Common Sense developed new marine sensors to meet the growing need for real-time data on the state of our oceans. Such timely and accurate information will help scientists and policymakers react quickly to ecological threats and ensure that environmental policies are properly implemented.
Marine ecosystems are currently under threat from pollution, the impact of climate change and extensive habitat loss from overfishing. While sensing technology has been used for years to monitor the situation, costly maintenance and its inability to operate autonomously has limited its effectiveness.
To address this challenge, the EU-funded COMMON SENSE project developed and tested a new generation of autonomous marine monitoring sensors that require far less upkeep while providing scientists with a wealth of data on issues such the oversupply of nutrients known as eutrophication, heavy metal concentrations, microplastics and underwater noise.
The sensors were developed with a view to scaling up for commercial production, and have the potential to dramatically improve marine data management. Scientists can receive data directly from the sensors via a custom-built platform, giving them a composite picture of the health of the whole marine ecosystem.
“Each sensor can operate as a standalone solution or be integrated into a data sensor platform,” explains COMMON SENSE project coordinator Sergio Martinez, senior researcher at LEITAT, a technology centre in Spain.
“Thanks to the pre-processor inserted within each sensor, real-time information is interpreted and then sent directly to a communications platform. Reducing the need for collecting samples and interpreting data in-situ will significantly reduce costs.”

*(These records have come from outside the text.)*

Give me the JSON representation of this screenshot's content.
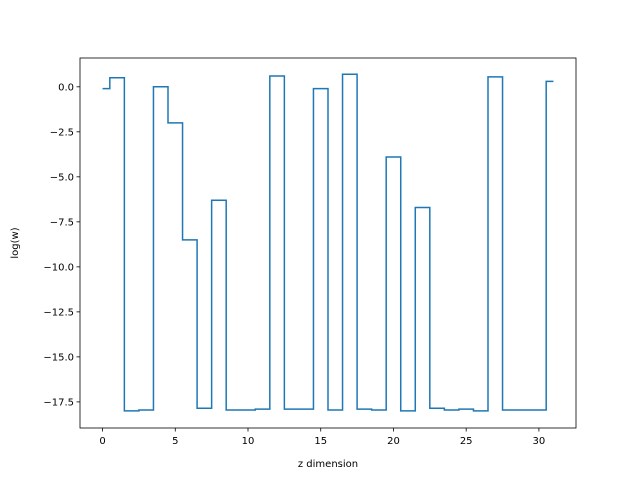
{
  "chart_data": {
    "type": "line",
    "drawstyle": "steps-mid",
    "title": "",
    "xlabel": "z dimension",
    "ylabel": "log(w)",
    "xlim": [
      -1.55,
      32.55
    ],
    "ylim": [
      -18.95,
      1.6
    ],
    "xticks": [
      0,
      5,
      10,
      15,
      20,
      25,
      30
    ],
    "xtick_labels": [
      "0",
      "5",
      "10",
      "15",
      "20",
      "25",
      "30"
    ],
    "yticks": [
      0.0,
      -2.5,
      -5.0,
      -7.5,
      -10.0,
      -12.5,
      -15.0,
      -17.5
    ],
    "ytick_labels": [
      "0.0",
      "−2.5",
      "−5.0",
      "−7.5",
      "−10.0",
      "−12.5",
      "−15.0",
      "−17.5"
    ],
    "grid": false,
    "line_color": "#1f77b4",
    "x": [
      0,
      1,
      2,
      3,
      4,
      5,
      6,
      7,
      8,
      9,
      10,
      11,
      12,
      13,
      14,
      15,
      16,
      17,
      18,
      19,
      20,
      21,
      22,
      23,
      24,
      25,
      26,
      27,
      28,
      29,
      30,
      31
    ],
    "values": [
      -0.1,
      0.5,
      -18.0,
      -17.95,
      0.0,
      -2.0,
      -8.5,
      -17.85,
      -6.3,
      -17.95,
      -17.95,
      -17.9,
      0.6,
      -17.9,
      -17.9,
      -0.1,
      -17.95,
      0.7,
      -17.9,
      -17.95,
      -3.9,
      -18.0,
      -6.7,
      -17.85,
      -17.95,
      -17.9,
      -18.0,
      0.55,
      -17.95,
      -17.95,
      -17.95,
      0.3
    ]
  }
}
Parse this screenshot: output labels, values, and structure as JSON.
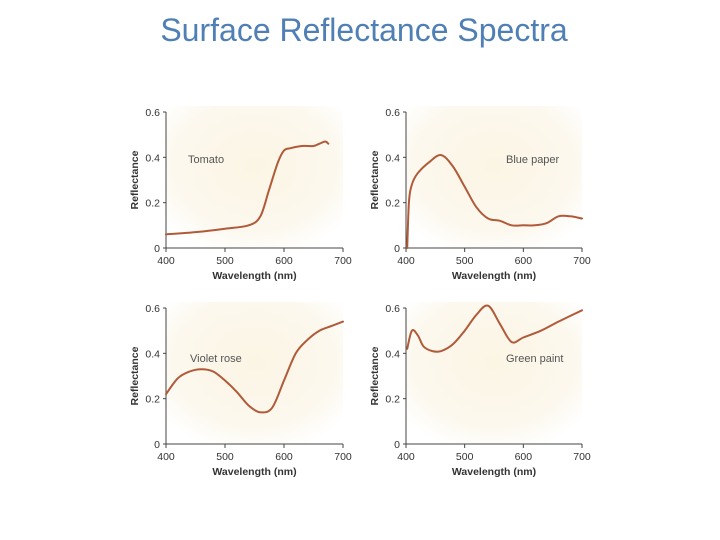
{
  "slide_title": "Surface Reflectance Spectra",
  "colors": {
    "title": "#4f7fb4",
    "curve": "#b05a3a",
    "panel_center": "#fbf5e4",
    "panel_edge": "#ffffff",
    "axis": "#444444"
  },
  "chart_data": [
    {
      "type": "line",
      "name": "Tomato",
      "xlabel": "Wavelength (nm)",
      "ylabel": "Reflectance",
      "xlim": [
        400,
        700
      ],
      "ylim": [
        0,
        0.6
      ],
      "xticks": [
        "400",
        "500",
        "600",
        "700"
      ],
      "yticks": [
        "0",
        "0.2",
        "0.4",
        "0.6"
      ],
      "grid": false,
      "x": [
        400,
        450,
        500,
        540,
        560,
        575,
        590,
        600,
        610,
        630,
        650,
        660,
        670,
        675
      ],
      "y": [
        0.06,
        0.07,
        0.085,
        0.1,
        0.14,
        0.26,
        0.38,
        0.43,
        0.44,
        0.45,
        0.45,
        0.46,
        0.47,
        0.46
      ]
    },
    {
      "type": "line",
      "name": "Blue paper",
      "xlabel": "Wavelength (nm)",
      "ylabel": "Reflectance",
      "xlim": [
        400,
        700
      ],
      "ylim": [
        0,
        0.6
      ],
      "xticks": [
        "400",
        "500",
        "600",
        "700"
      ],
      "yticks": [
        "0",
        "0.2",
        "0.4",
        "0.6"
      ],
      "grid": false,
      "x": [
        402,
        405,
        410,
        420,
        440,
        460,
        480,
        500,
        520,
        540,
        560,
        580,
        600,
        620,
        640,
        660,
        680,
        700
      ],
      "y": [
        0.0,
        0.2,
        0.28,
        0.33,
        0.38,
        0.41,
        0.36,
        0.27,
        0.18,
        0.13,
        0.12,
        0.1,
        0.1,
        0.1,
        0.11,
        0.14,
        0.14,
        0.13
      ]
    },
    {
      "type": "line",
      "name": "Violet rose",
      "xlabel": "Wavelength (nm)",
      "ylabel": "Reflectance",
      "xlim": [
        400,
        700
      ],
      "ylim": [
        0,
        0.6
      ],
      "xticks": [
        "400",
        "500",
        "600",
        "700"
      ],
      "yticks": [
        "0",
        "0.2",
        "0.4",
        "0.6"
      ],
      "grid": false,
      "x": [
        400,
        420,
        440,
        460,
        480,
        500,
        520,
        540,
        560,
        580,
        600,
        620,
        640,
        660,
        680,
        700
      ],
      "y": [
        0.22,
        0.29,
        0.32,
        0.33,
        0.32,
        0.28,
        0.23,
        0.17,
        0.14,
        0.16,
        0.28,
        0.4,
        0.46,
        0.5,
        0.52,
        0.54
      ]
    },
    {
      "type": "line",
      "name": "Green paint",
      "xlabel": "Wavelength (nm)",
      "ylabel": "Reflectance",
      "xlim": [
        400,
        700
      ],
      "ylim": [
        0,
        0.6
      ],
      "xticks": [
        "400",
        "500",
        "600",
        "700"
      ],
      "yticks": [
        "0",
        "0.2",
        "0.4",
        "0.6"
      ],
      "grid": false,
      "x": [
        402,
        410,
        420,
        430,
        445,
        460,
        480,
        500,
        520,
        540,
        560,
        580,
        600,
        630,
        660,
        700
      ],
      "y": [
        0.42,
        0.5,
        0.48,
        0.43,
        0.41,
        0.41,
        0.44,
        0.5,
        0.57,
        0.61,
        0.53,
        0.45,
        0.47,
        0.5,
        0.54,
        0.59
      ]
    }
  ]
}
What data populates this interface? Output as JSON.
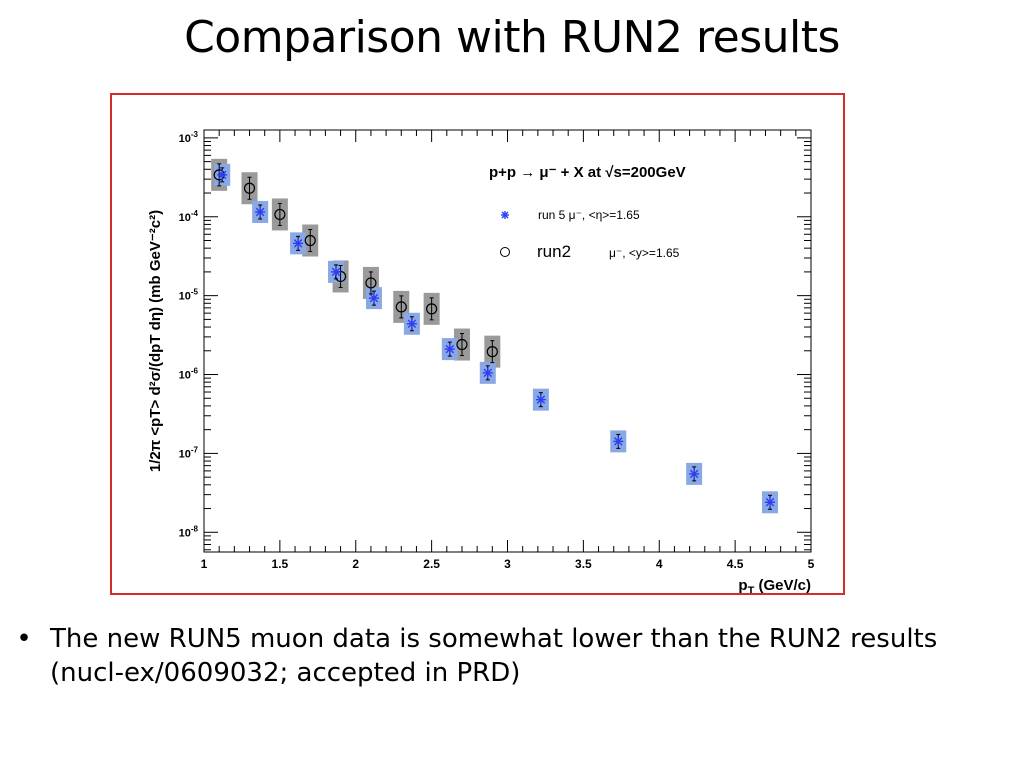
{
  "slide": {
    "title": "Comparison with RUN2 results",
    "bullet_symbol": "•",
    "bullet_text": "The new RUN5 muon data is somewhat lower than the RUN2 results (nucl-ex/0609032; accepted in PRD)"
  },
  "colors": {
    "frame": "#d62b2b",
    "run5_marker": "#2c3ff0",
    "run5_box": "#8aa8e6",
    "run2_box": "#9a9a9a"
  },
  "chart_data": {
    "type": "scatter",
    "log_y": true,
    "xlim": [
      1,
      5
    ],
    "ylim_exp": [
      -8.25,
      -2.9
    ],
    "x_ticks": [
      "1",
      "1.5",
      "2",
      "2.5",
      "3",
      "3.5",
      "4",
      "4.5",
      "5"
    ],
    "y_ticks": [
      {
        "base": "10",
        "exp": "-3"
      },
      {
        "base": "10",
        "exp": "-4"
      },
      {
        "base": "10",
        "exp": "-5"
      },
      {
        "base": "10",
        "exp": "-6"
      },
      {
        "base": "10",
        "exp": "-7"
      },
      {
        "base": "10",
        "exp": "-8"
      }
    ],
    "xlabel": {
      "main": "p",
      "sub": "T",
      "rest": " (GeV/c)"
    },
    "ylabel": "1/2π <pT> d²σ/(dpT dη) (mb GeV⁻²c²)",
    "header": "p+p → μ⁻ + X at √s=200GeV",
    "legend": [
      {
        "marker": "star",
        "label": "run 5 μ⁻, <η>=1.65"
      },
      {
        "marker": "circle",
        "label_main": "run2",
        "label_extra": "μ⁻, <y>=1.65"
      }
    ],
    "series": [
      {
        "name": "run 5 μ⁻, <η>=1.65",
        "marker": "star",
        "x": [
          1.12,
          1.37,
          1.62,
          1.87,
          2.12,
          2.37,
          2.62,
          2.87,
          3.22,
          3.73,
          4.23,
          4.73
        ],
        "y": [
          0.00034,
          0.000115,
          4.6e-05,
          2e-05,
          9.3e-06,
          4.4e-06,
          2.1e-06,
          1.05e-06,
          4.8e-07,
          1.42e-07,
          5.5e-08,
          2.4e-08
        ]
      },
      {
        "name": "run2 μ⁻, <y>=1.65",
        "marker": "circle",
        "x": [
          1.1,
          1.3,
          1.5,
          1.7,
          1.9,
          2.1,
          2.3,
          2.5,
          2.7,
          2.9
        ],
        "y": [
          0.00034,
          0.00023,
          0.000107,
          5e-05,
          1.75e-05,
          1.45e-05,
          7.2e-06,
          6.8e-06,
          2.4e-06,
          1.95e-06
        ]
      }
    ]
  }
}
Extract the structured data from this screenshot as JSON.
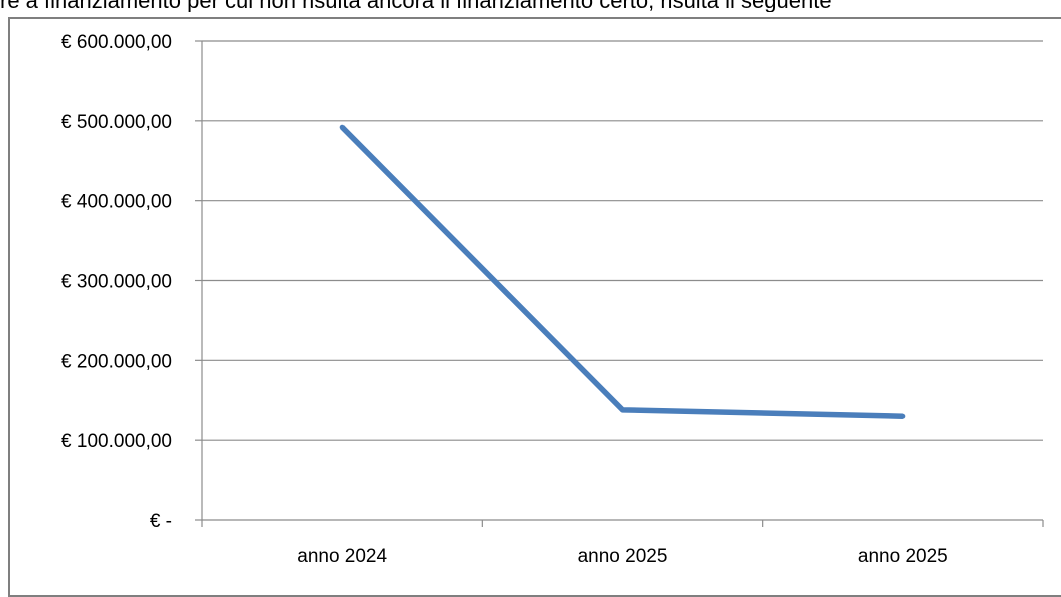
{
  "page": {
    "top_text": "re a finanziamento per cui non risulta ancora il finanziamento certo, risulta il seguente"
  },
  "chart_data": {
    "type": "line",
    "title": "",
    "xlabel": "",
    "ylabel": "",
    "categories": [
      "anno 2024",
      "anno 2025",
      "anno 2025"
    ],
    "series": [
      {
        "values": [
          492000,
          138000,
          130000
        ],
        "color": "#4a7ebb"
      }
    ],
    "ylim": [
      0,
      600000
    ],
    "y_ticks": [
      0,
      100000,
      200000,
      300000,
      400000,
      500000,
      600000
    ],
    "y_tick_labels": [
      "€ -",
      "€ 100.000,00",
      "€ 200.000,00",
      "€ 300.000,00",
      "€ 400.000,00",
      "€ 500.000,00",
      "€ 600.000,00"
    ],
    "grid": true,
    "legend": "none"
  }
}
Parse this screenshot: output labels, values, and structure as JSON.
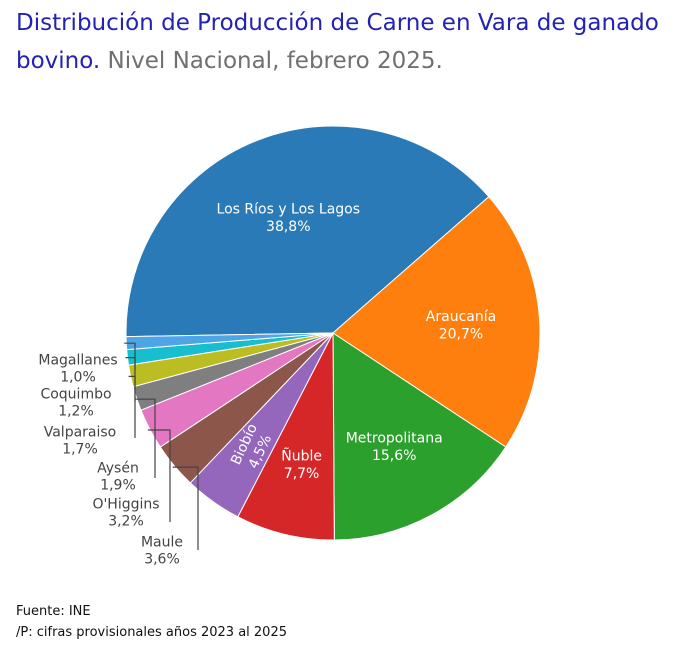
{
  "title": {
    "main": "Distribución de Producción de Carne en Vara de ganado bovino",
    "subtitle": "Nivel Nacional, febrero 2025."
  },
  "chart_data": {
    "type": "pie",
    "title": "Distribución de Producción de Carne en Vara de ganado bovino. Nivel Nacional, febrero 2025.",
    "slices": [
      {
        "label": "Los Ríos y Los Lagos",
        "value": 38.8,
        "value_label": "38,8%",
        "color": "#2a7ab8",
        "text_color": "#ffffff"
      },
      {
        "label": "Araucanía",
        "value": 20.7,
        "value_label": "20,7%",
        "color": "#ff7f0e",
        "text_color": "#ffffff"
      },
      {
        "label": "Metropolitana",
        "value": 15.6,
        "value_label": "15,6%",
        "color": "#2ca02c",
        "text_color": "#ffffff"
      },
      {
        "label": "Ñuble",
        "value": 7.7,
        "value_label": "7,7%",
        "color": "#d62728",
        "text_color": "#ffffff"
      },
      {
        "label": "Biobío",
        "value": 4.5,
        "value_label": "4,5%",
        "color": "#9467bd",
        "text_color": "#ffffff"
      },
      {
        "label": "Maule",
        "value": 3.6,
        "value_label": "3,6%",
        "color": "#8c564b",
        "text_color": "#444444"
      },
      {
        "label": "O'Higgins",
        "value": 3.2,
        "value_label": "3,2%",
        "color": "#e377c2",
        "text_color": "#444444"
      },
      {
        "label": "Aysén",
        "value": 1.9,
        "value_label": "1,9%",
        "color": "#7f7f7f",
        "text_color": "#444444"
      },
      {
        "label": "Valparaiso",
        "value": 1.7,
        "value_label": "1,7%",
        "color": "#bcbd22",
        "text_color": "#444444"
      },
      {
        "label": "Coquimbo",
        "value": 1.2,
        "value_label": "1,2%",
        "color": "#17becf",
        "text_color": "#444444"
      },
      {
        "label": "Magallanes",
        "value": 1.0,
        "value_label": "1,0%",
        "color": "#4ea5e6",
        "text_color": "#444444"
      }
    ]
  },
  "footer": {
    "source": "Fuente: INE",
    "note": "/P: cifras provisionales años 2023 al 2025"
  }
}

Increasing the availability of standardised in-situ data, as well as the geographic coverage of marine sensors, will enable Europe to more cost effectively monitor the oceans and enhance the management of marine activities such as fisheries.
Nanocomposite films were used to develop sensors capable of measuring pH and carbon dioxide levels. Prototypes to analyse the nutrient content of water and detect chemicals such as phosphate, ammonia, nitrate and nitrite were built, as were sensors able to quantify the surface concentration of microplastics.
These sensors were then deployed, tested and validated under a range of conditions in the Arctic Ocean, as well as the Mediterranean, Baltic and Norwegian Seas.
“Various floating devices, buoys, platforms and ships were used under different sea conditions. All sensors were deployed at least three times, and most were tested on at least two different platforms. We also ensured that data was transmitted properly,” Martinez says.
The sensors were then integrated into an easily adaptable modular platform known as the Common Sensor Web Platform, or CSWP, designed to suit different monitoring requirements. The data generated is compatible with the Global Ocean Observing System (GOOS) and the Global Earth Observation System of Systems (GEOSS).
“Going forward, universities and research organisations will further develop these prototypes,” Martinez adds. He says it is also worth noting that the micro-plastics sensor is currently being scaled up by the EU-funded ODYSSEA project.
“We expect other sensors to be optimised and adapted before final product design; many of the SMEs involved in the project very close to bringing new sensors onto the market,” he says.